Rabu (16/3/22) LPM Lintas diundang untuk rapat tertutup bersama pimpinan universitas. “Kami tidak boleh melakukan rekaman atau apapun karena rapat bersifat tertutup katanya. Namun, di sisi lain humas merekam,” kata Yolanda.
Di sana, Yolanda diminta untuk membuktikan kebenaran dalam majalah tersebut. “Seorang dekan bernama Yamin mendesak untuk membuktikan namun memaksa kami untuk menunjukkan data korban,” lanjutnya.
Karena enggan buka mulut, akhirnya pada Kamis (17/3/22), Zainal Abidin Rahawarin membekukan aktivitas LPM Lintas.
Terkait hal ini, pengurus Kaukus Indonesia untuk Kebebasan Akademik (KIKA), Dhia Al Uyun berujar bahwa IAIN Ambon yang menyebut LPM Lintas tidak sesuai visi misi kampus melanggar statuta IAIN Ambon sendiri dalam Pasal 11 Peraturan Menteri Agama Republik Indonesia Nomor 50 Tahun 2015 tentang Statuta IAIN Ambon. Pasal tersebut terkait kebebasan akademik mahasiswa yang juga mesti berlandaskan kaidah keilmuan.

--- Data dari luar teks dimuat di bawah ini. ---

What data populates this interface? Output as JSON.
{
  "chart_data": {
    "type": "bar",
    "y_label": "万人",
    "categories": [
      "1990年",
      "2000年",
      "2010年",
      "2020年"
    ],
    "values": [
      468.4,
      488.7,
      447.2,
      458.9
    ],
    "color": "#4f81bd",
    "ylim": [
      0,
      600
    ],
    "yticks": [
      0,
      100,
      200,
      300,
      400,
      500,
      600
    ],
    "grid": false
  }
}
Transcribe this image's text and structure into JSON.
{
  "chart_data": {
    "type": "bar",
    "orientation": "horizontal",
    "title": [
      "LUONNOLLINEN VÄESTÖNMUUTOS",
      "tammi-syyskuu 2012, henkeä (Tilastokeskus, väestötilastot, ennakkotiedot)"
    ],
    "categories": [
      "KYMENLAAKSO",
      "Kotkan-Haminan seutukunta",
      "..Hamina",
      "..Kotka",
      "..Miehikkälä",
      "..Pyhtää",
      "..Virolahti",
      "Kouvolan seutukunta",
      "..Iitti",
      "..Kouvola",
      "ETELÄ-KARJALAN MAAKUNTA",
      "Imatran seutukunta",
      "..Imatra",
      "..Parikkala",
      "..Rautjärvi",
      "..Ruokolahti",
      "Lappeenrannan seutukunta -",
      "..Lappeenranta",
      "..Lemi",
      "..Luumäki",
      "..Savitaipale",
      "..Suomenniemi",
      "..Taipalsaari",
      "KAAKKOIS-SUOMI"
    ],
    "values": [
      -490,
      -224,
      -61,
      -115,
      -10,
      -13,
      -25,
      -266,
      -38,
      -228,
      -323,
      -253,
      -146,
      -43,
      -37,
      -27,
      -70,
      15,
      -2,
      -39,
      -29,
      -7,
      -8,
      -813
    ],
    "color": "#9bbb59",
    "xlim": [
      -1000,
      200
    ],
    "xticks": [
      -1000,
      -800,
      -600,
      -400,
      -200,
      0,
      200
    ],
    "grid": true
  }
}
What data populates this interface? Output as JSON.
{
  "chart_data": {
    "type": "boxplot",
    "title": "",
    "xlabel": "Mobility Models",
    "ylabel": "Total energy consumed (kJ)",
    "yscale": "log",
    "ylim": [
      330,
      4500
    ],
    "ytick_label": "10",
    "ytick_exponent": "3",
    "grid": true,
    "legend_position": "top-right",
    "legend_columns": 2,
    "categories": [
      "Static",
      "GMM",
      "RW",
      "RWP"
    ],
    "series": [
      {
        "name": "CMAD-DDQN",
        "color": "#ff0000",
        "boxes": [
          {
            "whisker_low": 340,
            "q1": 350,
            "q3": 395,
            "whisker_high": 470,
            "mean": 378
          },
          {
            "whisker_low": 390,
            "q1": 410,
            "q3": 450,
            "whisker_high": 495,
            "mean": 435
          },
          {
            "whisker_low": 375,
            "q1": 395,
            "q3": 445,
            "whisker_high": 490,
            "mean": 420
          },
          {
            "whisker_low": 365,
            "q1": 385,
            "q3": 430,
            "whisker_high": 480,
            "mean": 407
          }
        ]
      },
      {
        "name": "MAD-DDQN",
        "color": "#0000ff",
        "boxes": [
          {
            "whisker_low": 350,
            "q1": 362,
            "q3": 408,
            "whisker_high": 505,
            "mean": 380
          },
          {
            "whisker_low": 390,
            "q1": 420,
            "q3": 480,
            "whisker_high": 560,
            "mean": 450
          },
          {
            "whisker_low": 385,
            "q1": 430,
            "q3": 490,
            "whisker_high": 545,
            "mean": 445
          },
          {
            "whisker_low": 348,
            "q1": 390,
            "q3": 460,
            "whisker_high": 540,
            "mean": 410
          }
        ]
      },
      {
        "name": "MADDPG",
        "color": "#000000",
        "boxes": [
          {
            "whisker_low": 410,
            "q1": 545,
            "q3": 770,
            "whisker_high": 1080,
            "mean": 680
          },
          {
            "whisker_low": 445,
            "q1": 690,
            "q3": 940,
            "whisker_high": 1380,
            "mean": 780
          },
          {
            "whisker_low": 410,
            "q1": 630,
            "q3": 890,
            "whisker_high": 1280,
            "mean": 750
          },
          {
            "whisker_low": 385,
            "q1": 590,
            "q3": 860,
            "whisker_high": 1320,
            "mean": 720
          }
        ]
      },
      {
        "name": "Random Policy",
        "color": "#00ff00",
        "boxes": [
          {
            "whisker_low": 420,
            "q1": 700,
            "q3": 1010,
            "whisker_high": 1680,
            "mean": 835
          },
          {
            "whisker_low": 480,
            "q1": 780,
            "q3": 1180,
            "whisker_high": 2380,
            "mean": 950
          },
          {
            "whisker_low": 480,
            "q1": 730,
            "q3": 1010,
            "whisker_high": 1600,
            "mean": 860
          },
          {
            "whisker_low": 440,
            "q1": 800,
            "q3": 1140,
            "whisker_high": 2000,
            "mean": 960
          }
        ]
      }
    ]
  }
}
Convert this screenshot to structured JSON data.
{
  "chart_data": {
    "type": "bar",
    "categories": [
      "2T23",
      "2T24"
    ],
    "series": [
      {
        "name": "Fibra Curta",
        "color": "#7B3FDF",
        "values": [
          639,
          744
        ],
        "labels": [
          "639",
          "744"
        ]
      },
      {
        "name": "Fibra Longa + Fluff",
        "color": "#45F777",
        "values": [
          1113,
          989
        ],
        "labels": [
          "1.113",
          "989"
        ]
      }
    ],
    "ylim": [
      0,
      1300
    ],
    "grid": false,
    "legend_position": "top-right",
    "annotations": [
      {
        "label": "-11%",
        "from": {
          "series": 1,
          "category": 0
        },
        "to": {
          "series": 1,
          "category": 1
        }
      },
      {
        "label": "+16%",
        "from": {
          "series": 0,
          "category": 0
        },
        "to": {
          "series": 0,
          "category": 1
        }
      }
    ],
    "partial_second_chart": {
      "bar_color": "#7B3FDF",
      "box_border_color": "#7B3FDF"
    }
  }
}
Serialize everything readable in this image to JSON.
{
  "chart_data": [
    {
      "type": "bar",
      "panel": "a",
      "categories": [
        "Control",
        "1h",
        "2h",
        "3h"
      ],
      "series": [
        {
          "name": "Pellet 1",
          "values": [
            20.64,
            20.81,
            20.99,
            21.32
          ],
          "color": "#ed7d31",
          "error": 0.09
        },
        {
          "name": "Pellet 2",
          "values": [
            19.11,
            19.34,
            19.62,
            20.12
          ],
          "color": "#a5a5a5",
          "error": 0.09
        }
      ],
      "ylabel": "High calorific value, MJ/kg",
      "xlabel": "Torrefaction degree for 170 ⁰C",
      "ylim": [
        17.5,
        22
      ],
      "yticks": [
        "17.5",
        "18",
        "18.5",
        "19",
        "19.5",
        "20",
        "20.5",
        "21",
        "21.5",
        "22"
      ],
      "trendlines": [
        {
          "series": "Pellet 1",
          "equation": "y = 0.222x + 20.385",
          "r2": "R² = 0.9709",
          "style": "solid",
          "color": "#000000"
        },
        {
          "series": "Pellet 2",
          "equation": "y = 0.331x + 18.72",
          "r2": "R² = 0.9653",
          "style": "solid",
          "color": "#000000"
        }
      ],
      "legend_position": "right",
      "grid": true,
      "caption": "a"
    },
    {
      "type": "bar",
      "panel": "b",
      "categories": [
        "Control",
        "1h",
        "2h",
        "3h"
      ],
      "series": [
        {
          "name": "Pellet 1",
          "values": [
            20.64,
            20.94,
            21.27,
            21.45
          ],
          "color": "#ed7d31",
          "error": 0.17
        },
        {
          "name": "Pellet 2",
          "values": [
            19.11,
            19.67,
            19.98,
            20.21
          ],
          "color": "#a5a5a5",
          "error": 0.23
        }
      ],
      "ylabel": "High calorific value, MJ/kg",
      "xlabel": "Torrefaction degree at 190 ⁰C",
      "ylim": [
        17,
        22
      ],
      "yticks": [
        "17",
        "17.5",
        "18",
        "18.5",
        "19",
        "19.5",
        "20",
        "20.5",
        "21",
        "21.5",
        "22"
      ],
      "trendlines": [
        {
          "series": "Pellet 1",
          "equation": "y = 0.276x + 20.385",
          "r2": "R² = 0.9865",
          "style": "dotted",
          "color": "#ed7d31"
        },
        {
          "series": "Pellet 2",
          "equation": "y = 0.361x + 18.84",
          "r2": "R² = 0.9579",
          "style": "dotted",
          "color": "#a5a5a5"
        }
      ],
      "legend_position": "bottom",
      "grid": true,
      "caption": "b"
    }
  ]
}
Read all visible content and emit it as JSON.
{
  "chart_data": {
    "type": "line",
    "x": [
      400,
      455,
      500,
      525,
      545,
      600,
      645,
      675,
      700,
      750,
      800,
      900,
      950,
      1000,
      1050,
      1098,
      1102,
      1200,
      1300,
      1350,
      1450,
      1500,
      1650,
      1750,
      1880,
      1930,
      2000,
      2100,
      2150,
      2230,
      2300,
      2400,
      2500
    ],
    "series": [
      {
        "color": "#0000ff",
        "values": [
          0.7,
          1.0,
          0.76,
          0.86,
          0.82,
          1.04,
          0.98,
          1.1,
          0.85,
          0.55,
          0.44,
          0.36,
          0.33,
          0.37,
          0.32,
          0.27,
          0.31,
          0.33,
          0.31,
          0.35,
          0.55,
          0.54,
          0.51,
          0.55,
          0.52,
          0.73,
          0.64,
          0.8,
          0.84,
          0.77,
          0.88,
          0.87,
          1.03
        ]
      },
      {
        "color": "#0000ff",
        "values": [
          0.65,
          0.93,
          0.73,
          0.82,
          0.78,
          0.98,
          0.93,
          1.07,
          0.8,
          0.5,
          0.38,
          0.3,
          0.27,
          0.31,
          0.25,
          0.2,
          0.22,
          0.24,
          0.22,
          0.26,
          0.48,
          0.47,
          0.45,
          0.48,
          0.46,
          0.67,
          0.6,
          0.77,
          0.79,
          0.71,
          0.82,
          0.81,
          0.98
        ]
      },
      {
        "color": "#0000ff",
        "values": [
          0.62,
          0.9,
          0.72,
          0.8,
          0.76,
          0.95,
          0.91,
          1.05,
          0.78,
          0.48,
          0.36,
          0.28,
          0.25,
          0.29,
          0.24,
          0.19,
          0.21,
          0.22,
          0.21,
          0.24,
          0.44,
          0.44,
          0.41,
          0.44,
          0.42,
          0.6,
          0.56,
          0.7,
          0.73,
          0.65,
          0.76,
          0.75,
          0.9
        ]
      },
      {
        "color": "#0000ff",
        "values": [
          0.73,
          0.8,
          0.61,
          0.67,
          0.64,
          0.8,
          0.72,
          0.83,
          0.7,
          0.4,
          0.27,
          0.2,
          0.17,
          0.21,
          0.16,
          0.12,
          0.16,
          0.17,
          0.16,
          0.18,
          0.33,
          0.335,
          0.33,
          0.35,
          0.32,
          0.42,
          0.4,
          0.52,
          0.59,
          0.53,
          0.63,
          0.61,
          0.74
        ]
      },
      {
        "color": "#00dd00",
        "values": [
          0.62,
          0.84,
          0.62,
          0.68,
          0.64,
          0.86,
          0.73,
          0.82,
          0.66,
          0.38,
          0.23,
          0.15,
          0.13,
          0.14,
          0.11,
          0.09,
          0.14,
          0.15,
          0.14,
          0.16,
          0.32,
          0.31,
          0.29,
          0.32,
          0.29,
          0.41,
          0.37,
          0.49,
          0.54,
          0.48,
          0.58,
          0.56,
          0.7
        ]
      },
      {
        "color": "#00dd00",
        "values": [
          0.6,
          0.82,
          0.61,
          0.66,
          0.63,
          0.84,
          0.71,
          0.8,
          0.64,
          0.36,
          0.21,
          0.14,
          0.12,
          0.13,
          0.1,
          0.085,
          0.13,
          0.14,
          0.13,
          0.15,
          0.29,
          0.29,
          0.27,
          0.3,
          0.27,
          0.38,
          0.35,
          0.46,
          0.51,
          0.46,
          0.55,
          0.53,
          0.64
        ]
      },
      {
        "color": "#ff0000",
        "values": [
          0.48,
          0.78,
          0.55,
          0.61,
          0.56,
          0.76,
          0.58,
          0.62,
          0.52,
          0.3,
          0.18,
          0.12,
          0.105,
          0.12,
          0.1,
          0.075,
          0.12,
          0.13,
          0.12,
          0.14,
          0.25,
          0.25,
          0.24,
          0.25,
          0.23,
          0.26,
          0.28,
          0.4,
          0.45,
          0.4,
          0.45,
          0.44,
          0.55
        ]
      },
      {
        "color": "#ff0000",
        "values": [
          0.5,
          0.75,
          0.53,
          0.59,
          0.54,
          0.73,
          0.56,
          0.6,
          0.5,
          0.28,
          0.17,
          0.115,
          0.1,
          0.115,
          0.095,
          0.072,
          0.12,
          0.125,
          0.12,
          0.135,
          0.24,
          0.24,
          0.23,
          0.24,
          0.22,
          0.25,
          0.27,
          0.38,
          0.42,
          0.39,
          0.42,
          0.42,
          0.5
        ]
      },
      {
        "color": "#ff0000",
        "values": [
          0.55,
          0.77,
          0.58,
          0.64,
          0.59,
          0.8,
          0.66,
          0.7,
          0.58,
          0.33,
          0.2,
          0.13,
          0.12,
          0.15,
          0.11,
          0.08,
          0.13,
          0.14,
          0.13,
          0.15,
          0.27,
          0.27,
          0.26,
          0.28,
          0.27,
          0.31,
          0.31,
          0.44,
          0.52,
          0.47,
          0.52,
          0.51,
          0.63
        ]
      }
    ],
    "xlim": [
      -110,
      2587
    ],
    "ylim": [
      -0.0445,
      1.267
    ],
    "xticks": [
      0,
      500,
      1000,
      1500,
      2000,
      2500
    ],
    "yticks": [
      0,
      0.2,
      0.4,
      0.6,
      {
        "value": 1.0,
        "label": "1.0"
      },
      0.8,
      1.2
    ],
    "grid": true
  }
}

“Temen-temen [LPM Lintas] udah riset kok, apalagi risetnya data utama (primer), terus apa lagi? Kalo di sana (pihak kampus) mau sanding data, ya, berikan data tandingan dan berdiskusi,” tegas Dhia.
Selain itu Dhia pun menyebutkan rentetan pelanggaran SK pembekuan tersebut, salah satunya SK Direktorat Jenderal Pendidikan Islam Nomor 5494 tentang Pedoman Pencegahan Kekerasan Seksual pada Perguruan Tinggi Keagamaan Islam (PTKI).
“Ini sudah jelas jadi acuan pencegahan dan penanggulangan kekerasan seksual. bahkan sudah jelas wajib [penerapannya]. Ini berarti sudah melanggar peraturannya kemenag (kementrian agama),” papar Dhia.
Lebih lanjut, ia berharap IAIN Ambon segera meminta maaf kepada LPM Lintas dan mencabut SK pembekuannya lalu mengusut tuntas kasus KS di kampus IAIN Ambon. “Karena ini dapat berdampak pada individu maupun pejabat yang melakukan tindak [pelanggaran] administrasi yang juga berdampak ke institusi,” tutupnya.